Did you find a solution to your problem. I am very interested. Like you I have had similar problems with some ink colours?

I can see a bit of mottle in the green (its always the green!), but don’t forget Letterpress is low resolution. Its not like modern printing which compares itself to Photography. I can see though that small type needs to be crisp. You need lockable roller trucks on the Adana., not those ones that just roll around independant of the rollers. Also Poly rollers are brilliant, I find them much better than rubber. Very good choice.

Forgot to say Van Son rubber based is very good ink on uncoated stock. No problem there.

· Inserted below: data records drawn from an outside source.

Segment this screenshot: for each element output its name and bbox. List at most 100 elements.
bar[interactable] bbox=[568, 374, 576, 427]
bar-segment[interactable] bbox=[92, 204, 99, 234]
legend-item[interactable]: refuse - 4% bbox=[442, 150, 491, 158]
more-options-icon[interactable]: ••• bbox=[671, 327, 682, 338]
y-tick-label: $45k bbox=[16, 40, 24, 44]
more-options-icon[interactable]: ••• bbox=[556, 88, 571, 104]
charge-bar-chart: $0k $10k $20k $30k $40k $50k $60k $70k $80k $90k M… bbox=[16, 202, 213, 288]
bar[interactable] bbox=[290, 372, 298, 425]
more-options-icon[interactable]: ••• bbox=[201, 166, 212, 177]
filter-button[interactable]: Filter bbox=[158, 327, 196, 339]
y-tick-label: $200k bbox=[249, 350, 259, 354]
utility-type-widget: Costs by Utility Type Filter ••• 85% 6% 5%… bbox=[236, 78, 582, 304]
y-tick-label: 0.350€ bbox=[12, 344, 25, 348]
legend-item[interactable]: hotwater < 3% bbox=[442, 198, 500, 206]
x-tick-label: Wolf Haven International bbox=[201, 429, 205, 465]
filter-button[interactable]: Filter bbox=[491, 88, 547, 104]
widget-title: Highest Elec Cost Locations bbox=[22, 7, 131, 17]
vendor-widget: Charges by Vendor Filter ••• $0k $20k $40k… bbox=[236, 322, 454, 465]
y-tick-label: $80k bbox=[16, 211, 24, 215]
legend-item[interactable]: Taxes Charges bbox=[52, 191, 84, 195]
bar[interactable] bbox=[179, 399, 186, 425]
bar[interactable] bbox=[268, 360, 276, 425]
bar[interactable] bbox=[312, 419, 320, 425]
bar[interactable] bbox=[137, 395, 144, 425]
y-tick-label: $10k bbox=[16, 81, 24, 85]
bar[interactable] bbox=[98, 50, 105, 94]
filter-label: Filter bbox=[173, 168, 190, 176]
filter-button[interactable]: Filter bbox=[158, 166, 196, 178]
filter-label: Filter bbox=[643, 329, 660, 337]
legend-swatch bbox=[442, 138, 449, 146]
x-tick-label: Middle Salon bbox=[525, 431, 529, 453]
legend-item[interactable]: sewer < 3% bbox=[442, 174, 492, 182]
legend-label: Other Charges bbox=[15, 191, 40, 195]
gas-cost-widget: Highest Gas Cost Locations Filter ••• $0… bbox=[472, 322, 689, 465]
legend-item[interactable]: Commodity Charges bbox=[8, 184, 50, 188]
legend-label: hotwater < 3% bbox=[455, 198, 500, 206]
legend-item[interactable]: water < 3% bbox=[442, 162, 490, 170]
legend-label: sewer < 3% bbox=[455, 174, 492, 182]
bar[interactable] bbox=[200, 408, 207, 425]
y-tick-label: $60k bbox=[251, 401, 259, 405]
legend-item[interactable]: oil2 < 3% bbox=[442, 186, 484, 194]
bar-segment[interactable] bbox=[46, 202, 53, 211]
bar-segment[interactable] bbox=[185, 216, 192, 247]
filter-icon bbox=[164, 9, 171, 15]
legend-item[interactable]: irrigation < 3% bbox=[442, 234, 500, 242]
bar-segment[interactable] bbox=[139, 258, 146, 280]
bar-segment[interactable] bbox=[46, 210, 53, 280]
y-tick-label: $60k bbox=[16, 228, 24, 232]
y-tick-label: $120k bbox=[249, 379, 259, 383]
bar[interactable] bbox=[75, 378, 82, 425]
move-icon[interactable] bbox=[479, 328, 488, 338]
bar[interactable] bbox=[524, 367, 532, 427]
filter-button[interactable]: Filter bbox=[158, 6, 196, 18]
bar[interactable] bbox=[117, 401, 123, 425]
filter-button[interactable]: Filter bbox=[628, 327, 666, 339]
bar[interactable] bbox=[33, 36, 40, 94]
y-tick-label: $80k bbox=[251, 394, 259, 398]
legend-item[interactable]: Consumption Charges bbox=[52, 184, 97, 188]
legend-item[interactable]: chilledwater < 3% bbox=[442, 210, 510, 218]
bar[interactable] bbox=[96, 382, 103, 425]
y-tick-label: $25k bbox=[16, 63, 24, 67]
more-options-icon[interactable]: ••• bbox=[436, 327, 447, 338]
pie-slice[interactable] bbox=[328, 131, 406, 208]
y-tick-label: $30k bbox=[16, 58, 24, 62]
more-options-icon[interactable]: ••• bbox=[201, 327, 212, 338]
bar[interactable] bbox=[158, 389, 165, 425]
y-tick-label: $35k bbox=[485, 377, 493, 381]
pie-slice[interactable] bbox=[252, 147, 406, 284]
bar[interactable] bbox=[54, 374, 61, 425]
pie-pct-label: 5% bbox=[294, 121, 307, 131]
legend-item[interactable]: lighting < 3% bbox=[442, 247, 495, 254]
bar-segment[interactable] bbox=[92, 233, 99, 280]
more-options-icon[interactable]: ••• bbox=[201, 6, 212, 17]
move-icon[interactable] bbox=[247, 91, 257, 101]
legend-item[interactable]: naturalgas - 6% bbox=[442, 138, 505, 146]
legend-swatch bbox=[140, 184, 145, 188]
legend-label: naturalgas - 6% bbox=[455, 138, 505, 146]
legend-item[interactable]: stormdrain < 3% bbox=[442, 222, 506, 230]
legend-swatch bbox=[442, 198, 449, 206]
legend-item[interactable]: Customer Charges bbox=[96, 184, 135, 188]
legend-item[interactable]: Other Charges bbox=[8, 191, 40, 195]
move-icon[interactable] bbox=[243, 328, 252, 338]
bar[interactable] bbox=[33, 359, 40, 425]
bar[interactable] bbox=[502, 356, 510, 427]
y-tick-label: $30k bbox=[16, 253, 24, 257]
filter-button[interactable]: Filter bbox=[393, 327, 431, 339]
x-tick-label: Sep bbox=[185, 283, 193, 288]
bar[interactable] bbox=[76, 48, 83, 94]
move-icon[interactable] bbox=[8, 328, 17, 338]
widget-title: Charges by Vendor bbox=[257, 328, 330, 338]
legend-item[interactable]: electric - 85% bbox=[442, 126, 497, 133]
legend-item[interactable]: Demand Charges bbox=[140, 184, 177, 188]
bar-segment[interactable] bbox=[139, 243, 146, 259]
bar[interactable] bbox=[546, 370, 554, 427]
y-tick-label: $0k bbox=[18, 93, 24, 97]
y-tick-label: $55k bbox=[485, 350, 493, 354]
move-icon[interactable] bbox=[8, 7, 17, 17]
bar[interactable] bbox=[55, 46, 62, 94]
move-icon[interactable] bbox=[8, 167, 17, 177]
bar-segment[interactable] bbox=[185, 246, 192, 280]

I have the same problems with inking on letterpress (adana 8x5). It’s just been serviced by Caslon but I still get weak coverage and what looks like mottling on small text, it almost seems as if the ink isn’t sticking properly and evenly to the type.

A real pain!

I’m using inks like vanson oil base, rubber base, sonagloss etc..

Wonder if I should try Caslon’s Adana ink in tubes - maybe this will work better?

The problem with small press, is the diameter of the rollers. The amount of ink on the roll is heavy at start, but once it goes around on the same image the amount of ink is less.

I would print the heavy type start and print it twice. And the fine type second with one passing. It will take longer to print the job, but you will get move ink coverage.